Help!!!!!!!!!!?

Question

Do you think you can help me on my physics homework? I got stuck on number two and the problem reads: The period of a simple pendulum, defined as the time for one complete oscillation, is measured in time units and given by T equals two pi square root of l over g where l is the lenghth of the pendulum and g is the acceleration due to gravity, in units of lenght divided by time squared.
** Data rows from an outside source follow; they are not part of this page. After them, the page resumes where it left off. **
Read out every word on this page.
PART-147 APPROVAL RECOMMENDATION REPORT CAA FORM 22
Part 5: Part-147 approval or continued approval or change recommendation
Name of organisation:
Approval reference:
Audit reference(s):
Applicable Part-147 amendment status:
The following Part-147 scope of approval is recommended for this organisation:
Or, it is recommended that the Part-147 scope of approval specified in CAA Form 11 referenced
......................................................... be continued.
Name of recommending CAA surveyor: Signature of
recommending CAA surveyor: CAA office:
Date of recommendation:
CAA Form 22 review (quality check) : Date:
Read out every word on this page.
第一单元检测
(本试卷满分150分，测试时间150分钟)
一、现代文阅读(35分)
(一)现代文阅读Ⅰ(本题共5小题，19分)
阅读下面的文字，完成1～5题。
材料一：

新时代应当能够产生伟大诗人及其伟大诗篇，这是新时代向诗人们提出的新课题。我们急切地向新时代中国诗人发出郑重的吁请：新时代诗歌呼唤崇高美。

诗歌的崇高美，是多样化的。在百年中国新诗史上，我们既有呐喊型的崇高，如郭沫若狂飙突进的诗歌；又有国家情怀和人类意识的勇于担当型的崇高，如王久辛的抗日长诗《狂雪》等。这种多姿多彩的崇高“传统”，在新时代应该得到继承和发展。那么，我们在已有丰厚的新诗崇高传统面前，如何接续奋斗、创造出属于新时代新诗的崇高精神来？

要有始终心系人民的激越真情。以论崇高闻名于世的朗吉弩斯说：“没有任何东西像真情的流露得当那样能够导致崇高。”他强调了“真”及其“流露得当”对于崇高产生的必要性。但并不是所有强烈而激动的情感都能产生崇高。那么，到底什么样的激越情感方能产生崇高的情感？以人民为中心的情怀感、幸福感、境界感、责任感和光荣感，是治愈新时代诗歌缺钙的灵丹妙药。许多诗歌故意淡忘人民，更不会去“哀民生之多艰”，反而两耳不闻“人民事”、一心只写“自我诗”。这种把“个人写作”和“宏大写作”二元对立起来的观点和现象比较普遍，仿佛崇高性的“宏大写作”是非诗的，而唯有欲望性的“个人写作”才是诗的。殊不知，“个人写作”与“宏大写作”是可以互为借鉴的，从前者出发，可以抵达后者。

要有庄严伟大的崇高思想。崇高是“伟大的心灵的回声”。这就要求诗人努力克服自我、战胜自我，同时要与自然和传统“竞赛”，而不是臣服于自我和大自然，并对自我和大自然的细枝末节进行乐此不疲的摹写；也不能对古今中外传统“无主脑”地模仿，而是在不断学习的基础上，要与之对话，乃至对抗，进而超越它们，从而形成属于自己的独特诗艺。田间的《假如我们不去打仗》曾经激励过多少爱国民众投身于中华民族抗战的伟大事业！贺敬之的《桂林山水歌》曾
Show that this equation is dimensionally consistent.

Answer 1

We just need to put the SI units in for each variable and see that it ends up correct after simplification.

T = 2π√(l/g)

- Units of T are seconds (s)
- Units of l are meters (m)
- Units of g are meters per second squared (m/s²)
- 2π is just a constant, so it is unitless

So, let's just plug in these units and simplify:

s = √(m/(m/s²))
==> meters cancel out
s = √(1/(1/s²))
==> make positive exponent negative by putting it in the numerator
s = √(1/(s^(-2)))
==> now, again put exponent in numerator by changing sign of exponent
s = √(s²)
==> exponent and square root cancel
s = s

We have reduced it to a true statement, so you have shown that it is dimensionally consistent.

Answer 2

As you have said
T=2 pi sqrt(l/g)

T- units of time (sec, min, hours) we use seconds)
l - length (meters, feet, miles, mm..) lets use meters
g - acceleration - length / (time)^2

now substitute

T= sec = 2 pi sqrt( length/(length/ sec^2))
T=sec= 2pi sqrt(sec)^2)
sec= 2 pi sec

pi is dimensionless constant

so sec=sec

and T=2 pi sqrt(l/g) is dimensionally consistent